Sonntag, 28. Juli 2024

BGH zum notariellen Nachlassverzeichnis

Der BGH entschied am 19.06.2024, dass ein Notar die Aufnahme eines notariellen Nachlassverzeichnisses nicht einfach verweigern darf, wenn es schwierig wird (BGH, Beschluss vom 19.06.2024 - IV ZB 13/23). Das ist nicht weiter überraschend. Im Bereich der notariellen Nachlassverzeichnisse gibt es jedoch zahlreiche ungeklärte Fragen, so dass es sich lohnt, den Beschluss des BGH näher zu betrachten.

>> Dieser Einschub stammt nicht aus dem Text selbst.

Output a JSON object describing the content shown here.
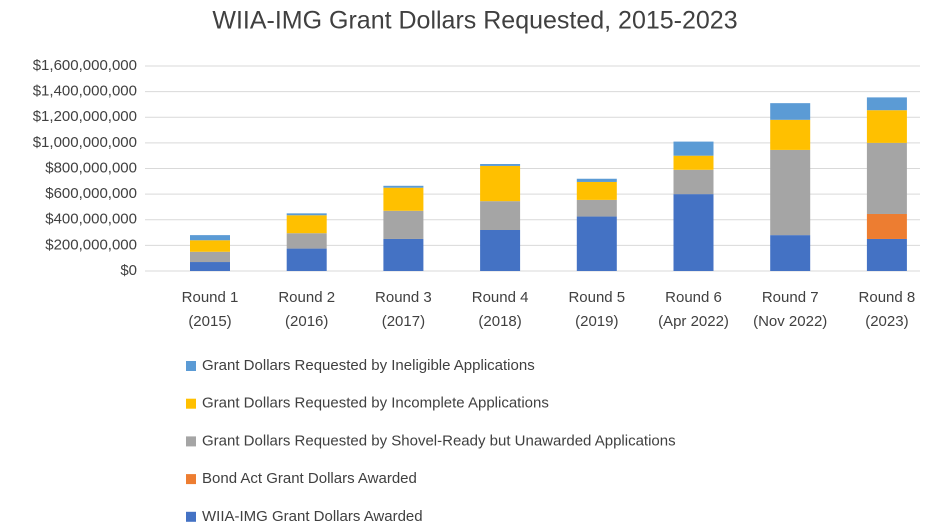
{
  "chart_data": {
    "type": "stacked_bar",
    "title": "WIIA-IMG Grant Dollars Requested, 2015-2023",
    "categories": [
      [
        "Round 1",
        "(2015)"
      ],
      [
        "Round 2",
        "(2016)"
      ],
      [
        "Round 3",
        "(2017)"
      ],
      [
        "Round 4",
        "(2018)"
      ],
      [
        "Round 5",
        "(2019)"
      ],
      [
        "Round 6",
        "(Apr 2022)"
      ],
      [
        "Round 7",
        "(Nov 2022)"
      ],
      [
        "Round 8",
        "(2023)"
      ]
    ],
    "series": [
      {
        "name": "WIIA-IMG Grant Dollars Awarded",
        "color": "#4472c4",
        "values": [
          70000000,
          175000000,
          250000000,
          320000000,
          425000000,
          600000000,
          280000000,
          250000000
        ]
      },
      {
        "name": "Bond Act Grant Dollars Awarded",
        "color": "#ed7d31",
        "values": [
          0,
          0,
          0,
          0,
          0,
          0,
          0,
          195000000
        ]
      },
      {
        "name": "Grant Dollars Requested by Shovel-Ready but Unawarded Applications",
        "color": "#a5a5a5",
        "values": [
          80000000,
          120000000,
          220000000,
          225000000,
          130000000,
          190000000,
          665000000,
          555000000
        ]
      },
      {
        "name": "Grant Dollars Requested by Incomplete Applications",
        "color": "#ffc000",
        "values": [
          90000000,
          140000000,
          180000000,
          275000000,
          140000000,
          110000000,
          235000000,
          255000000
        ]
      },
      {
        "name": "Grant Dollars Requested by Ineligible Applications",
        "color": "#5b9bd5",
        "values": [
          40000000,
          15000000,
          15000000,
          15000000,
          25000000,
          110000000,
          130000000,
          100000000
        ]
      }
    ],
    "ylim": [
      0,
      1600000000
    ],
    "yticks": [
      {
        "value": 0,
        "label": "$0"
      },
      {
        "value": 200000000,
        "label": "$200,000,000"
      },
      {
        "value": 400000000,
        "label": "$400,000,000"
      },
      {
        "value": 600000000,
        "label": "$600,000,000"
      },
      {
        "value": 800000000,
        "label": "$800,000,000"
      },
      {
        "value": 1000000000,
        "label": "$1,000,000,000"
      },
      {
        "value": 1200000000,
        "label": "$1,200,000,000"
      },
      {
        "value": 1400000000,
        "label": "$1,400,000,000"
      },
      {
        "value": 1600000000,
        "label": "$1,600,000,000"
      }
    ],
    "grid": true,
    "legend": "bottom"
  }
}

Zunächst einmal  bestätigte der BGH seinen bisherigen Obersatz zum notariellen Nachlassverzeichnis:

"Ein notarielles Nachlassverzeichnis soll danach eine größere Gewähr für die Vollständigkeit und Richtigkeit der Auskunft als das private Verzeichnis des Erben bieten, weshalb der Notar den Bestand des Nachlasses selbst und eigenständig ermitteln und durch Bestätigung des Bestandsverzeichnisses als von ihm aufgenommen zum Ausdruck bringen muss, dass er den Inhalt verantwortet. Der Notar ist in der Ausgestaltung des Verfahrens weitgehend frei. Er muss zunächst von den Angaben des Auskunftspflichtigen ausgehen. Allerdings darf er sich hierauf nicht beschränken und insbesondere nicht lediglich eine Plausibilitätsprüfung durchführen. Vielmehr muss er den Nachlassbestand selbst ermitteln und feststellen. Dabei hat er diejenigen Nachforschungen anzustellen, die ein objektiver Dritter in der Lage des Gläubigers für erforderlich halten würde"

Der Obersatz ist eher unpräzise. Welche Nachforschungen hält wohl ein objektiver Dritter in der Lage des Gläubigers für erforderlich? Darüber werden wir uns in vielen weiteren Fällen vor den Oberlandesgerichten streiten. In der Tendenz ist die Nachforschungspflicht eher weiter als enger.

Weiterhin erklärte der BGH, wie der Notar mit Zweifeln umgehen soll, die er nicht aufklären kann:

"Stellt der Notar im Rahmen seiner Ermittlungspflicht die gebotenen Nachforschungen an und wirkt der Erbe - die Beschwerdeführerin - bei der weiteren Sachverhaltsaufklärung im erforderlichen und ihr zumutbaren Umfang mit, berechtigen verbleibende Unklarheiten den Notar nicht zur Verweigerung der Amtstätigkeit. Vielmehr hat er den zugrundeliegenden Sachverhalt in das Verzeichnis aufzunehmen und seine Zweifel zum Ausdruck zu bringen [...]. Nur so wird dem Zweck des § 2314 BGB, dem in Beweisnot befindlichen Pflichtteilsberechtigten die notwendigen Kenntnisse zur Berechnung und Geltendmachung seines Pflichtteilsanspruchs zu verschaffen (vgl. Senatsurteil vom 20. Mai 2020 - IV ZR 193/19, ZEV 2020, 625 Rn. 8), hinreichend Rechnung getragen. Andernfalls bestünde im Fall eines nicht aufgenommenen Verzeichnisses für den Pflichtteilsberechtigten die Gefahr, dass er seinen dem Grunde nach gegebenen Pflichtteilsanspruch der Höhe nach nicht beziffern und ihn damit faktisch nicht durchsetzen kann. Umgekehrt sähe sich der Erbe bei einem nicht erstellten Verzeichnis der Gefahr von Vollstreckungsmaßnahmen nach § 888 ZPO ausgesetzt."